マルチスレッドとは、非同期処理のことです。getchar関数で入力待ち状態にしている間はプログラムが一時停止してしまいますが、マルチスレッド化することで、getchar関数で入力待ち状態にしつつも別の処理を走らせることが可能です。

ここで紹介するのはWindowsでC言語プログラミングしている方向けの記述方法です。スレッド周りはWindowsかUNIX/LINUX系かで異なるので注意しましょう。

サンプルコード

リアルタイムで経過時間を表示できるストップウォッチのサンプルコードです。

#include<stdio.h>
#include<time.h>
#include<Windows.h>

int exitflag = 0; //経過時間を表示するスレッド終了を管理するフラグ
int _stdcall PrintUpdate(void* start) {
	clock_t now = 0;
	while (exitflag == 0) {
		now = clock();

		double diff = (double)(now - *(clock_t*)start);
		fflush(stdout);
		printf("\r経過時間%.2f秒です", diff / 1000);

	}
	//スレッド終了フラグが立ってループを抜けたら最終的な経過時間を表示
	double diff = (double)(now - *(clock_t*)start);
	fflush(stdout);
	printf("\r経過時間は%.2f秒でした。\n", diff / 1000);

	return 0;
}

int main() {
	
	clock_t start = 0, end;

	//スレッドの作成
	HANDLE thread1 = CreateThread(NULL,0,PrintUpdate,(void*)&start,CREATE_SUSPENDED,NULL);
	
	printf("エンターキーを押すと計測開始");
	int c;
	getchar();
	//ストップウォッチ開始
	start = clock();
	printf("エンターキーを押すと計測を終了します\n");

	//スレッドの開始(経過時間の表示を開始)
	ResumeThread(thread1);


	getchar();
	//スレッドを停止させるフラグを立てる
	exitflag = 1;

	printf("エンターキーを押すとプログラムを終了します\n");

	//入力待ち中に経過時間を表示させるスレッドが停止する
	getchar();
	return 0;
}

実行結果サンプル

上記のコードを実際に実行すると、以下のような動作になります。

マルチスレッドの話をすると長くなるので、getchar関数でエンターキーの入力を待ちながら経過時間を表示するプログラムを別で動かしていると思っておいてください。

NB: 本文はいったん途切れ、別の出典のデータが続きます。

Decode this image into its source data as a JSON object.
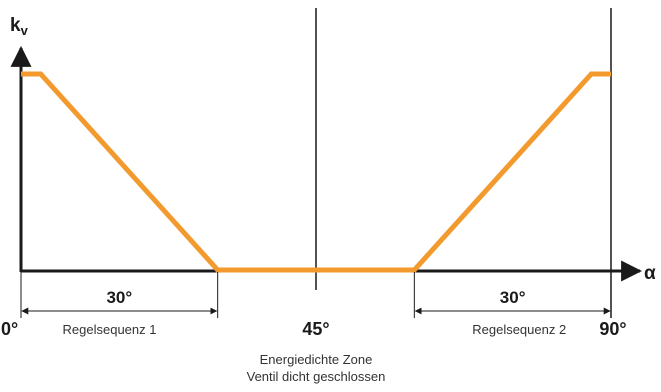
{
  "chart_data": {
    "type": "line",
    "y_axis_label": {
      "main": "k",
      "sub": "v"
    },
    "x_axis_label": "α",
    "xlim": [
      0,
      90
    ],
    "series": [
      {
        "x": [
          0,
          3,
          30,
          60,
          87,
          90
        ],
        "y": [
          1.0,
          1.0,
          0.0,
          0.0,
          1.0,
          1.0
        ]
      }
    ],
    "tick_labels": [
      {
        "x": 0,
        "text": "0°"
      },
      {
        "x": 45,
        "text": "45°"
      },
      {
        "x": 90,
        "text": "90°"
      }
    ],
    "spans": [
      {
        "from": 0,
        "to": 30,
        "text": "30°"
      },
      {
        "from": 60,
        "to": 90,
        "text": "30°"
      }
    ],
    "sequence_labels": [
      {
        "x": 13.5,
        "text": "Regelsequenz 1"
      },
      {
        "x": 76,
        "text": "Regelsequenz 2"
      }
    ],
    "zone_note": [
      "Energiedichte Zone",
      "Ventil dicht geschlossen"
    ],
    "colors": {
      "curve": "#F39A2E",
      "axes": "#1a1a1a"
    }
  }
}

実はエスケープシーケンス\rを上手に使うことでprintf関数で出力したテキストを上書きすることができるのです。

\rは行の先頭にカーソル位置を戻すという意味で、カーソル位置を行の先頭に戻した状態でprintf関数を使って文字を出力すると、その行のテキストを上書きすることができるのです。

この仕様を応用して、マルチスレッドで経過時間を取得・計算・表示するようにしています。

マルチスレッドは難しいですが、使いこなせるととても便利ですので、少し練習してみるといいかもしれません。